When they speak to Lucy, Aislinn’s girlfriend, she responds in a manner which doesn’t really match the circumstances, so that is a bit weird too.

They visit Rory, the expected dinner guest, who, because of the circumstances plus his social ineptitude, more or less sets himself up as prime suspect.

This looks like it might turn in to their very first juicy, proper murder case. Conway and Moran are at the bottom of the pecking order as far as case allocation goes, so Conway can’t help but think of this as being the long awaited big break.
However, here’s the rub, as backup they have been allocated Detective Breslin, a smooth operator with whom Conway has issues. Her fear is that Breslin will take over, strangely, he doesn’t, instead, he is oddly helpful at first. It soon becomes obvious though that he wants to nail Rory for the murder in spite of the reservations held by Conway and Moran.
Soon Conway is discovering/imaging all the ways in which Breslin is manipulating her. Moran is the voice of reason, so reasonable in fact that Conway isn’t so sure about him either.
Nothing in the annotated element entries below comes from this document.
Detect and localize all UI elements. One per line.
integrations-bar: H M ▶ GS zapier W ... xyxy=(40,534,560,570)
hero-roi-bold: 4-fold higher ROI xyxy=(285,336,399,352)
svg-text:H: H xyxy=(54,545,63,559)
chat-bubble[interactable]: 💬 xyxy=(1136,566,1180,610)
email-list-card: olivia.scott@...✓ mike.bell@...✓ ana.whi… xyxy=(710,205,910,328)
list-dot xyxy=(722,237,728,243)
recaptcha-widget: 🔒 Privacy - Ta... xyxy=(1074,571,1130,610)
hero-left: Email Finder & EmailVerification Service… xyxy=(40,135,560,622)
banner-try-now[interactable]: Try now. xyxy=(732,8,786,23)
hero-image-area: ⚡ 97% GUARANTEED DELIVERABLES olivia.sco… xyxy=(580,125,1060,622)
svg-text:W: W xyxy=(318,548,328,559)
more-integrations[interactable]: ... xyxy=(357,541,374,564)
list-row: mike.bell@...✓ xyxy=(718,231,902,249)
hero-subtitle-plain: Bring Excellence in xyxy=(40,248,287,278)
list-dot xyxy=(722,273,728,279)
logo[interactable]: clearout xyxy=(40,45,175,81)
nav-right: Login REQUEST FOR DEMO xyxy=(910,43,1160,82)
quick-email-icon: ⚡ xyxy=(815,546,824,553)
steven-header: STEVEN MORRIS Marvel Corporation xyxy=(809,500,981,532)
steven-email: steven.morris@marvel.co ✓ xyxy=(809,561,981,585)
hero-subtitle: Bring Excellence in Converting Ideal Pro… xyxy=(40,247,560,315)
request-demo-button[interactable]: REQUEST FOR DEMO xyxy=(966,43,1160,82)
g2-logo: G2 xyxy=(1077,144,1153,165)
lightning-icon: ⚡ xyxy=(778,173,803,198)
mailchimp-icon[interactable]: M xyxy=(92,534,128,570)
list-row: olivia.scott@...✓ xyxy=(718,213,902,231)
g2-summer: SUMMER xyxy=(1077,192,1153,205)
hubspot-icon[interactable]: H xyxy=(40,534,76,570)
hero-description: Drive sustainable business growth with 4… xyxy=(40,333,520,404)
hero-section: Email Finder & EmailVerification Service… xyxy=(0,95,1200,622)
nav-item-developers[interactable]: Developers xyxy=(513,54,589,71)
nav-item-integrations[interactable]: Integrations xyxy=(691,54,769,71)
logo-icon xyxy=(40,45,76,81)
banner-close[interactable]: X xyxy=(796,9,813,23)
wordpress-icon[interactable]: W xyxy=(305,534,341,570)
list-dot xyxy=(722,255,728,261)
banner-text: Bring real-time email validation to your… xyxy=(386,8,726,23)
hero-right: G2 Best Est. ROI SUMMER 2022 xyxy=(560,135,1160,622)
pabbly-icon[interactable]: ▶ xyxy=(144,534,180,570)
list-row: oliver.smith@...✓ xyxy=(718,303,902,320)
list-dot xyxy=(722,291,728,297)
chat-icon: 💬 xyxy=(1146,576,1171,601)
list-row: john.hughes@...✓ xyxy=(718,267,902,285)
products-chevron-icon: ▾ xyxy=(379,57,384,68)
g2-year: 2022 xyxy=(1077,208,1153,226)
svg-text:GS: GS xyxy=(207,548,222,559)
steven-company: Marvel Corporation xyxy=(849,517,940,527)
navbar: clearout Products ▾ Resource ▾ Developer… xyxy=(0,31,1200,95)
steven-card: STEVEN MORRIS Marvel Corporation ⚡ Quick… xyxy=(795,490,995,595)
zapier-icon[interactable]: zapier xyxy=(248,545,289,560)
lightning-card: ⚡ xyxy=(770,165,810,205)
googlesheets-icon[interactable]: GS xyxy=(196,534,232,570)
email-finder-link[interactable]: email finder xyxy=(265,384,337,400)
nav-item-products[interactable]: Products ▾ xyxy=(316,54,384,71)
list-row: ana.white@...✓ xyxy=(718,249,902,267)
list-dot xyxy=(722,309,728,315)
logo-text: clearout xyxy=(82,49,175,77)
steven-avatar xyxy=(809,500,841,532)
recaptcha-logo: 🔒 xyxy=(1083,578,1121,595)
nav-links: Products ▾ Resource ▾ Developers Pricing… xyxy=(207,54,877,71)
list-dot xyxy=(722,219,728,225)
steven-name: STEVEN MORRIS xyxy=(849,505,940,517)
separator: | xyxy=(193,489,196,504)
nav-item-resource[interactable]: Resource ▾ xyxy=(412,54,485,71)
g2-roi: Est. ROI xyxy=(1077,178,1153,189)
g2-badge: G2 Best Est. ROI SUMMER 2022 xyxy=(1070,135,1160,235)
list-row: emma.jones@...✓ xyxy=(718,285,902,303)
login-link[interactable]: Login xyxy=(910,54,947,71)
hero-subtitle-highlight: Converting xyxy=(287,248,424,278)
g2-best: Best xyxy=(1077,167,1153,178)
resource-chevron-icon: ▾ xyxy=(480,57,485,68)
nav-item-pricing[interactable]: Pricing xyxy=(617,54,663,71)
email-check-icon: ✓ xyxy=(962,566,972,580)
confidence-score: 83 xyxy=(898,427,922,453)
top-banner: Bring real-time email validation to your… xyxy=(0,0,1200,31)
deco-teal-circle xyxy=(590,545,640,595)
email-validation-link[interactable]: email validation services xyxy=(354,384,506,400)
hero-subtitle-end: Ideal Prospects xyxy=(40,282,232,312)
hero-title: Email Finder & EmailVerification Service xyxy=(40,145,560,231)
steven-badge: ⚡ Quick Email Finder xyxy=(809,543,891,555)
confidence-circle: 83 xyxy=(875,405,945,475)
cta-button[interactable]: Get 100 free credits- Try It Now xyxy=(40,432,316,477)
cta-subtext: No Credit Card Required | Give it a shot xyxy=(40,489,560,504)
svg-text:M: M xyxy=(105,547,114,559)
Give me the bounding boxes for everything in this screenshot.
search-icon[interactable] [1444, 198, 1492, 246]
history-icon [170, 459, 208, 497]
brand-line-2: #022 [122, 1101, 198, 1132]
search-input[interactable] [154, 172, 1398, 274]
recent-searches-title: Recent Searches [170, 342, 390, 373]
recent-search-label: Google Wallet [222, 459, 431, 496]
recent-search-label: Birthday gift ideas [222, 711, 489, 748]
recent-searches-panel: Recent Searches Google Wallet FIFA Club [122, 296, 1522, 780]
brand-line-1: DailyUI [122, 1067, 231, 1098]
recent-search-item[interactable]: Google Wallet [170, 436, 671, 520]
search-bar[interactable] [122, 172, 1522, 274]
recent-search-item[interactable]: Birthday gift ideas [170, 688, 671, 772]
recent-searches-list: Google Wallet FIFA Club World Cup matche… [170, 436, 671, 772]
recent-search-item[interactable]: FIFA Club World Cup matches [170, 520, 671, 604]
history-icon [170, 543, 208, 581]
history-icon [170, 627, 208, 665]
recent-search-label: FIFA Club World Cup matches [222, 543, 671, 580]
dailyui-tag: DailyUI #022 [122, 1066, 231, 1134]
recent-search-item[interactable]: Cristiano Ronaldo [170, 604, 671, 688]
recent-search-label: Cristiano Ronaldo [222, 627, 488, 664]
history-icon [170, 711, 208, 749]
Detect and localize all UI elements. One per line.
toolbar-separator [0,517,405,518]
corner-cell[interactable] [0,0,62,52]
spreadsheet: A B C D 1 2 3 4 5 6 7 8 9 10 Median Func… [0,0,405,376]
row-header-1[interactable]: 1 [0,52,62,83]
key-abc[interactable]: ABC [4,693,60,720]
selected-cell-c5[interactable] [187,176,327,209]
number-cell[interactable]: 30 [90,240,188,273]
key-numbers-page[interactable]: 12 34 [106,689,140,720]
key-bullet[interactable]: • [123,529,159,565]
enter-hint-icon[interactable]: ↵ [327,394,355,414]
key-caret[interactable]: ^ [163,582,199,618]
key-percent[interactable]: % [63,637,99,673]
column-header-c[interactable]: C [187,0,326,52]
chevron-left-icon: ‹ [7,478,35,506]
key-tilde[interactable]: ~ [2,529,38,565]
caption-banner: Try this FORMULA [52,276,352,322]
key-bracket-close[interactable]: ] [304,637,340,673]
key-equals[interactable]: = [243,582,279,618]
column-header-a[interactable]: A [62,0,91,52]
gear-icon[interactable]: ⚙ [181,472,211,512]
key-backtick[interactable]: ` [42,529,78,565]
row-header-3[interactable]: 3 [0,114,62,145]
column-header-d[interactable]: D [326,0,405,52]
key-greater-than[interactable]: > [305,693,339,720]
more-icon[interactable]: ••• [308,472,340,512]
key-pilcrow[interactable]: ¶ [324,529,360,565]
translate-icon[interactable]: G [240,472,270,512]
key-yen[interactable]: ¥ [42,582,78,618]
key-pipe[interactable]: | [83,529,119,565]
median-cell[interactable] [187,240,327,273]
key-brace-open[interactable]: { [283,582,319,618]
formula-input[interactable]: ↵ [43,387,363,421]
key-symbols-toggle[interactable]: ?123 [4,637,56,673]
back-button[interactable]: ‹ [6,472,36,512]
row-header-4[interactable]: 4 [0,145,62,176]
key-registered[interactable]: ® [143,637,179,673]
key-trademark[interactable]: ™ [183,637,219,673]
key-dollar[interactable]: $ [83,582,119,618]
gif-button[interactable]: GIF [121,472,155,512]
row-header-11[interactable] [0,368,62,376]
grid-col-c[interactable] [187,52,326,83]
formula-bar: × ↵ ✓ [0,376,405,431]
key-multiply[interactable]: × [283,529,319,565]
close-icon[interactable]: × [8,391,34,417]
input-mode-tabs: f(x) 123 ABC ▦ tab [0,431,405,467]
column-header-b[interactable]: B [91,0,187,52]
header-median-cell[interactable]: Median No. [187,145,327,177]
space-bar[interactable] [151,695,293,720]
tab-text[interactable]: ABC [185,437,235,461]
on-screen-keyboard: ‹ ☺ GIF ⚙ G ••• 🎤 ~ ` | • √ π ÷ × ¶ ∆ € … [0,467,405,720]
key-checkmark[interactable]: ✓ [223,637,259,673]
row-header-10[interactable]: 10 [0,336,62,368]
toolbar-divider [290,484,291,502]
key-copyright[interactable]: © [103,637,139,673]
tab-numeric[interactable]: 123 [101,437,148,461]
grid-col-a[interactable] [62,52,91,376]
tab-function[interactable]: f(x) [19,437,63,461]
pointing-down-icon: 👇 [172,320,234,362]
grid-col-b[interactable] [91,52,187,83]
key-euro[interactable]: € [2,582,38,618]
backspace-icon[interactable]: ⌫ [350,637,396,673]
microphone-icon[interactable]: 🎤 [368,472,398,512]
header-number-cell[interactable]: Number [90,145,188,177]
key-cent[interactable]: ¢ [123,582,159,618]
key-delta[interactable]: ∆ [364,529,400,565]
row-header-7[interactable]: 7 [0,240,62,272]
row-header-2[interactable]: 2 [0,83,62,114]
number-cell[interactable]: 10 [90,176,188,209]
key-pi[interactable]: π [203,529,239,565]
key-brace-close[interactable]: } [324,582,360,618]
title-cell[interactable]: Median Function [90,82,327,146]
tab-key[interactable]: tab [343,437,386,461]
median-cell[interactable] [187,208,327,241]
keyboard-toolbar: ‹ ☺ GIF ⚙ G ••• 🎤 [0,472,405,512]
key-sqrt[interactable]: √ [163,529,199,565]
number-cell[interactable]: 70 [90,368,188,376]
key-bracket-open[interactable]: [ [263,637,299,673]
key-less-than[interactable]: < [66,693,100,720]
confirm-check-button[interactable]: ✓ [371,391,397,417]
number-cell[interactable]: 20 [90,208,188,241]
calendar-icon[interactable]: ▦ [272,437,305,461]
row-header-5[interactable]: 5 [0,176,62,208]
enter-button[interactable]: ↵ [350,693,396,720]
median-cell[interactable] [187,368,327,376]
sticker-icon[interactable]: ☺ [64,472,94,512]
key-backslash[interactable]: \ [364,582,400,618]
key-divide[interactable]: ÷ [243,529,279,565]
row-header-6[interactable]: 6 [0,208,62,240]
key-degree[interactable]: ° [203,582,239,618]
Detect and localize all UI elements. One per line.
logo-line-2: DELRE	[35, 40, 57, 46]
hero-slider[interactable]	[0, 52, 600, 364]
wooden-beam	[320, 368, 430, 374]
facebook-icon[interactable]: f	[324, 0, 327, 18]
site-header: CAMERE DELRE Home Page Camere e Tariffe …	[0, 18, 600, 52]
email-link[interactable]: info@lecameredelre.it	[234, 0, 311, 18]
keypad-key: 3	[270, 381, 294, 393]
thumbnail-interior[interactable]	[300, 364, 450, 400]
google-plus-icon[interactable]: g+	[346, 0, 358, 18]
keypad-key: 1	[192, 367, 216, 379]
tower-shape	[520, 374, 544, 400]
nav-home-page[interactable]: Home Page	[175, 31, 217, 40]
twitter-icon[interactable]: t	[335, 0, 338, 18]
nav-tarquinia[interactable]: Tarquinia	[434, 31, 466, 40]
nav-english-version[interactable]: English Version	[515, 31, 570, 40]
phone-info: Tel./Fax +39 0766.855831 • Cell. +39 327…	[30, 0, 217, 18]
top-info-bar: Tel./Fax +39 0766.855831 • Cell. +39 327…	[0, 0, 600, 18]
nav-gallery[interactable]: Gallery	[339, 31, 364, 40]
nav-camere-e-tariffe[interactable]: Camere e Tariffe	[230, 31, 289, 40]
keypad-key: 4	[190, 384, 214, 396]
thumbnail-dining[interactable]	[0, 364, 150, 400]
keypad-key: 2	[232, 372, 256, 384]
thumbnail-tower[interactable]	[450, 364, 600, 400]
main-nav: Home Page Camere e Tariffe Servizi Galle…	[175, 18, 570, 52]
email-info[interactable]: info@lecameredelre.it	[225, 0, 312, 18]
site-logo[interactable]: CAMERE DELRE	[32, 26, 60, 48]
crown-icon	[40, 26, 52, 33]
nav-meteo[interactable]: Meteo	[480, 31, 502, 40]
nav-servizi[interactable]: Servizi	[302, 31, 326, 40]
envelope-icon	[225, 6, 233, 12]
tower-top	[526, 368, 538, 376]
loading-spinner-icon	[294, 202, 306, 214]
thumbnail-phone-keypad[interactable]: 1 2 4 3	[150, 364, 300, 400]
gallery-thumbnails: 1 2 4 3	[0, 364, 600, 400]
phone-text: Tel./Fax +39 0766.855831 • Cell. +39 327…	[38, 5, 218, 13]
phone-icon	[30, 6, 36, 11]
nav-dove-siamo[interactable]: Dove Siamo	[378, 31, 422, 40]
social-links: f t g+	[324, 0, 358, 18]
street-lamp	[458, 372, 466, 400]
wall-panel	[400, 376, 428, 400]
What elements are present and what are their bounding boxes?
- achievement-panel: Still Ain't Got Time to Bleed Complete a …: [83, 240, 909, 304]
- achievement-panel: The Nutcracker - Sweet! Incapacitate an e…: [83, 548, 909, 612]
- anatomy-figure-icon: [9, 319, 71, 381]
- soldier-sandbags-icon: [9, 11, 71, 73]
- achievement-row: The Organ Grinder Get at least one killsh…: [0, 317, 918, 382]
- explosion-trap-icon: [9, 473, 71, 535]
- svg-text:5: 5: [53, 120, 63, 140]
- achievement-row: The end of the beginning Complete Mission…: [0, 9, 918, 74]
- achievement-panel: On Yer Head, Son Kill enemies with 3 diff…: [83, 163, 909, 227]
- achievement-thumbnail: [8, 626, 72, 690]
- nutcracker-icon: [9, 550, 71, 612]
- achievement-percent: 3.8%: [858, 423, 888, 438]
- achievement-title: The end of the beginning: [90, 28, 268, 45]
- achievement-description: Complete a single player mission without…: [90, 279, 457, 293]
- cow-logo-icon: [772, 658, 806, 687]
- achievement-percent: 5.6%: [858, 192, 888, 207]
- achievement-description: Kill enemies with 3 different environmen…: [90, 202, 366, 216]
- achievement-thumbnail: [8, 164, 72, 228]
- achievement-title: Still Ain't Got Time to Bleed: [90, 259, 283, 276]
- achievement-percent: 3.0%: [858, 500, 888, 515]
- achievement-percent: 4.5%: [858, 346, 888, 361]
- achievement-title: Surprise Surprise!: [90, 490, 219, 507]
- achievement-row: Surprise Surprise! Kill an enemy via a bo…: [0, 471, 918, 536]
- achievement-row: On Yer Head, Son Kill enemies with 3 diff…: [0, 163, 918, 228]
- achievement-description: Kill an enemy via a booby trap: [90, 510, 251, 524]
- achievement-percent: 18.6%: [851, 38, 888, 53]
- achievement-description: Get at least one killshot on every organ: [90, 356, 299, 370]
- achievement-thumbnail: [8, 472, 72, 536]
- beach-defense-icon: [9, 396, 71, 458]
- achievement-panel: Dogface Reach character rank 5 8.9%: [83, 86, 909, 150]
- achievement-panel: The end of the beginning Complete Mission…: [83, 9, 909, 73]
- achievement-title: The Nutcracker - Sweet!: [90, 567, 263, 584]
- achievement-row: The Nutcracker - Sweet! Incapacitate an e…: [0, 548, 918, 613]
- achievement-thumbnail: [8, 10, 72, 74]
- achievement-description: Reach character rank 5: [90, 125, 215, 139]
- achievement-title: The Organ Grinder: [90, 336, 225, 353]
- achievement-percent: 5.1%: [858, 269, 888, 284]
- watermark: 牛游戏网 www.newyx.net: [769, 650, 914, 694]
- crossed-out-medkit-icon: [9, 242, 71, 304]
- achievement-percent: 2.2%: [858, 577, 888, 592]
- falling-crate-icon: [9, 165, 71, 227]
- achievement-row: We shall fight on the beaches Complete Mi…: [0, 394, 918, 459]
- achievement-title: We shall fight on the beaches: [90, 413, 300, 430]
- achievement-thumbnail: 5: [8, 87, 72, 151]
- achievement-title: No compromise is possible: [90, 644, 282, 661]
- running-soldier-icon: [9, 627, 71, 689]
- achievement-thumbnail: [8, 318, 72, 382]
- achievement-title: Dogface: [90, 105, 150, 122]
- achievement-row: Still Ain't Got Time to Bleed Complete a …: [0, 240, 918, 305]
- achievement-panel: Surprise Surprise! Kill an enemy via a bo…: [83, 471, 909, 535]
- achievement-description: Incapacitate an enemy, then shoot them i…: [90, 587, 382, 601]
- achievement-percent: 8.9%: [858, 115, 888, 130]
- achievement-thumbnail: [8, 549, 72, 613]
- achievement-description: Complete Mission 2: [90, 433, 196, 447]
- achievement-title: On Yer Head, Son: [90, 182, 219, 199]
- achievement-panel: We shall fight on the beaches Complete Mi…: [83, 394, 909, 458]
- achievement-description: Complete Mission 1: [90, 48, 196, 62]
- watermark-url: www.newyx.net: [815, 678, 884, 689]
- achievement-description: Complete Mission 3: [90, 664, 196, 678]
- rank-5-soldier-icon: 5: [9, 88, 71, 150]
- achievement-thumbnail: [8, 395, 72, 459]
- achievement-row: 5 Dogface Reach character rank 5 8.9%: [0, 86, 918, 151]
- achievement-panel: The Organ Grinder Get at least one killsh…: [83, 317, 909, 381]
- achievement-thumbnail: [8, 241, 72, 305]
Now anyone who has read the series so far will know that while the author might well be providing clues for the reader, like a good mystery writer should, she is also, in many little ways, leading us up the garden path, this makes for an enjoyable and challenging mystery.

What I did not enjoy so much:
Conway is the ubiquitous damaged cop, a character much loved by many but the concept is wearing a bit thin for me.  My goodness though, she is horrible. She sure lets us know that she is one angry woman!  Nasty and vindictive with it, she tells us that as a kid she held her temper until the offending child was well within sights before she unleashed her vengeance upon them. This is her way.
Blame for her personality is heaped upon her mother for 1: bearing a mixed race child (Conway) and 2: making up stories about the father she never knew.
Then when she joined the Dublin Murder Squad they all hated her because she was a woman; she was not pure white in colour and, when a colleague slapped her bum she physically injured him. They played dirty tricks on her and did all they could to edge her out. The sort of behaviour  that, in truth, hasn't been witnessed in the police force since the 1960s. Still, I have to remember, this IS fiction.

I got a bit tired of her endlessly baying her troubles to the moon but I must say, her large vocabulary enabled her to do so in the most poetic of ways-with her way with words she ought really to have been a writer. 
(I have to say though that towards the end of the book she does seem to be waking up to and recognising her awful ways).

Conway prides herself on her interview techniques, choosing from an array of personas to match the interviewee, I think a bit more “cool girl” in the squad room might have saved her from plenty of the grief dished out by her colleagues.
As if those interrogation scenes weren’t endless enough then the rehash of every word said,  every nuance noticed and every thought ever thunk must surely be enough to satisfy the greediest of word gobblers.

To sum up:
A great story and engaging mystery that took too long to tell, its the engaging mystery and satisfying ending that earns this book 4 stars.

Review copy provided by Hachette Australia - thanks.